Lactobacillus and obligate anaerobes, especially Bifidobacterium, have several important roles in the intestine [8]. These commensal bacteria are an important line of resistance to colonization by pathogenic microbes [8]. Therefore, they are related to the prevention of pathogen invasion of the intestinal tissues [8]. These beneficial bacteria compete with pathogenic bacteria for attachment sites in the brush border of intestinal epithelial cells, and prevent entry of enteroinvasive bacteria into the intestinal epithelial cells [8, 18]. They are able to inhibit pathogenic bacterial adherence to the intestinal epithelium by inducing increased production of mucins [19]. In addition, these beneficial bacteria inhibit the growth of pathogenic bacteria in the intestine by secretion of bacteriocins, which are antimicrobial substances [3, 8, 18]. For these reasons, pathogenic bacteria may gradually overgrow after the decrease of beneficial bacteria induced by various insults [8]. In the present study, although the counts of Enterococcus and Pseudomonas were the same as those of the control subjects just after the insults, the number of pathogenic bacteria gradually increased during the observation period. Of course, antibiotic treatments and nutritional therapies after admission might have some influence on the overgrowth of the pathogenic bacteria in the intestine. However, the overgrowth of such pathogenic bacteria may be one reason for the observed underlying bacterial translocation and MODS [1, 8].

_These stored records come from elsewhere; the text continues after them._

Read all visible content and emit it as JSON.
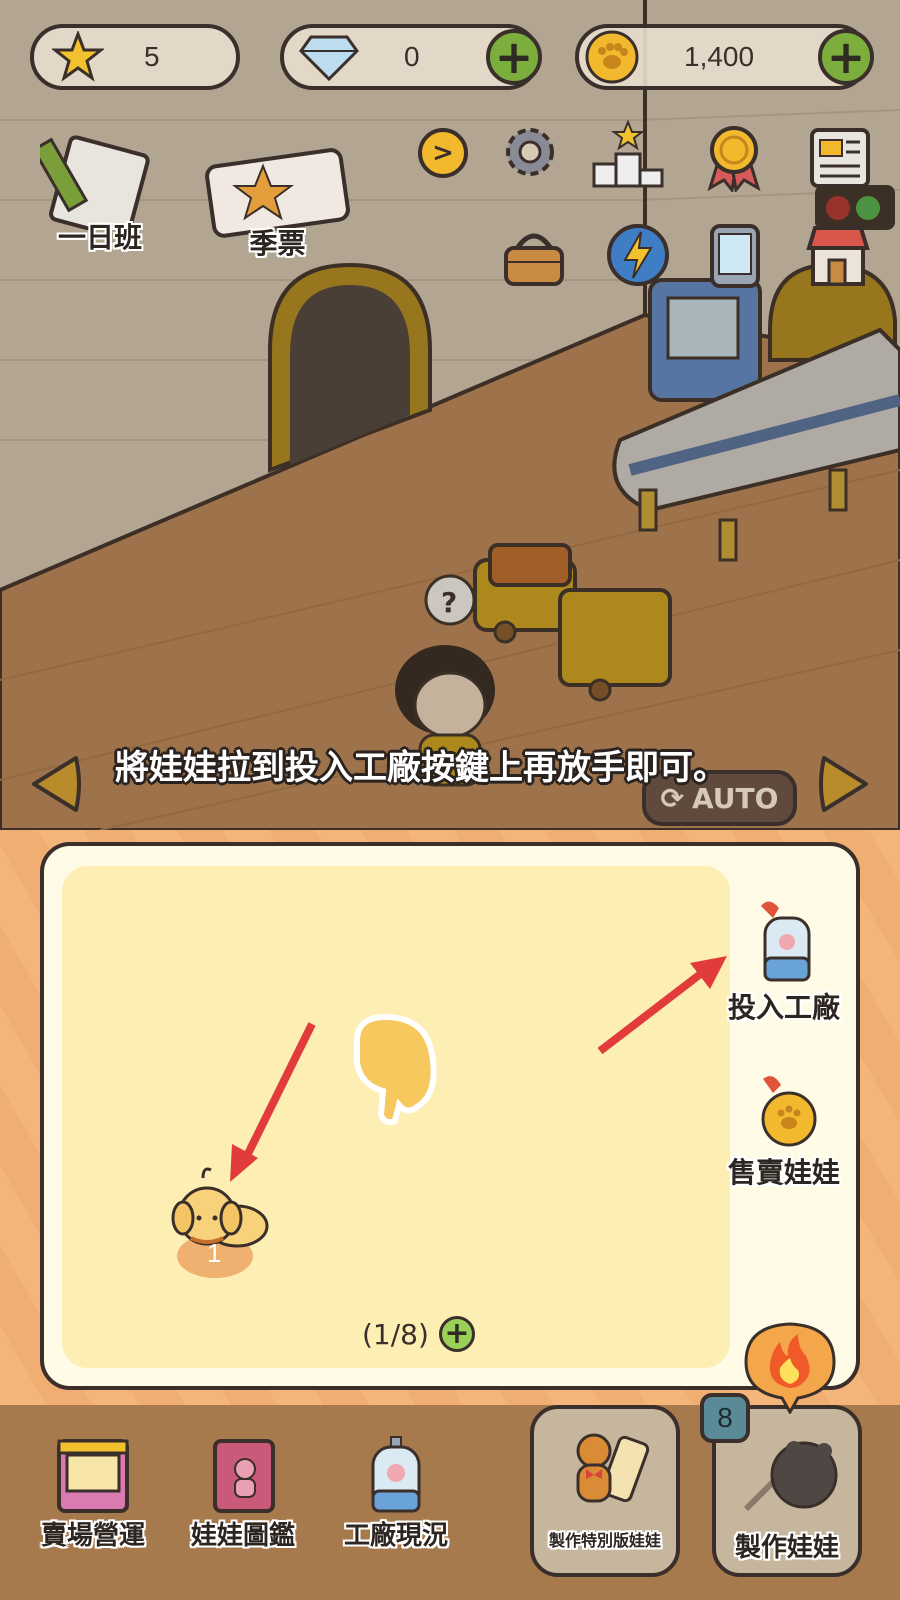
{
  "currencies": {
    "stars": {
      "icon": "star-icon",
      "value": "5"
    },
    "diamonds": {
      "icon": "diamond-icon",
      "value": "0"
    },
    "coins": {
      "icon": "paw-coin-icon",
      "value": "1,400"
    }
  },
  "top_menu": {
    "day_class_label": "一日班",
    "season_ticket_label": "季票"
  },
  "instruction": "將娃娃拉到投入工廠按鍵上再放手即可。",
  "auto_label": "AUTO",
  "panel": {
    "doll_count": "1",
    "capacity": "(1/8)",
    "put_in_factory_label": "投入工廠",
    "sell_doll_label": "售賣娃娃"
  },
  "bottom_nav": {
    "store_ops": "賣場營運",
    "doll_book": "娃娃圖鑑",
    "factory_status": "工廠現況",
    "special_doll": "製作特別版娃娃",
    "make_doll": "製作娃娃",
    "make_badge": "8"
  },
  "colors": {
    "accent_green": "#7cae3e",
    "panel_bg": "#fdeeb4",
    "outline": "#3a2f2a",
    "arrow_red": "#e23b3b"
  }
}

Lactobacillus and obligate anaerobes have other important roles. These commensal bacteria have enzymes and can use biochemical pathways not present in mammals that can ferment non-digestible dietary residue and produce short-chain fatty acids [8]. Short-chain fatty acids, especially acetate, propionate, and butyrate, are the principal products of fermentation in the large intestine [8]. In the present study, the dramatic decline in the concentrations of the short-chain fatty acids, especially butyrate, apparently resulted from the reduction of obligate anaerobes and Lactobacillus in the critically ill patients just after the insults. Butyrate plays several important roles in the maintenance of intestinal integrity [8, 20]. Epithelial cells of the intestinal mucosa consume a major portion of the butyrate generated by the commensal bacteria, and the butyrate provides a major source of energy for colon cells [8, 20]. Furthermore, all three short-chain fatty acids stimulate proliferation and differentiation of the intestinal epithelial cells [8, 20]. However, in the present study, the concentrations of all three short-chain fatty acids did not improve during the first 2 weeks after the dramatic decline induced by the sudden insults. Such an effect may further impair the recovery of these patients.

In the present study, we elucidated that obligate anaerobes and Lactobacillus decreased dramatically and immediately after severe insult. However, the mechanism underlying this apparently immediate destruction of the gut flora is unclear. We have two hypotheses regarding this mechanism as follows: (1) intestinal hypoperfusion may play a role in this flora destruction and (2) the toxicity of the high concentration oxygen that was used in the resuscitation of the patients may have annihilated the anaerobes. However, further studies are necessary to elucidate this point. Regardless of the mechanism, sudden changes in the environment in the intestine after insults may induce a significant decrease in the obligate anaerobes and Lactobacillus.

In conclusion, both obligate anaerobes and Lactobacillus decreased dramatically and immediately after severe insults. The concentration of the three major short-chain fatty acids produced by these bacteria immediately decreased in tandem with the gut flora destruction.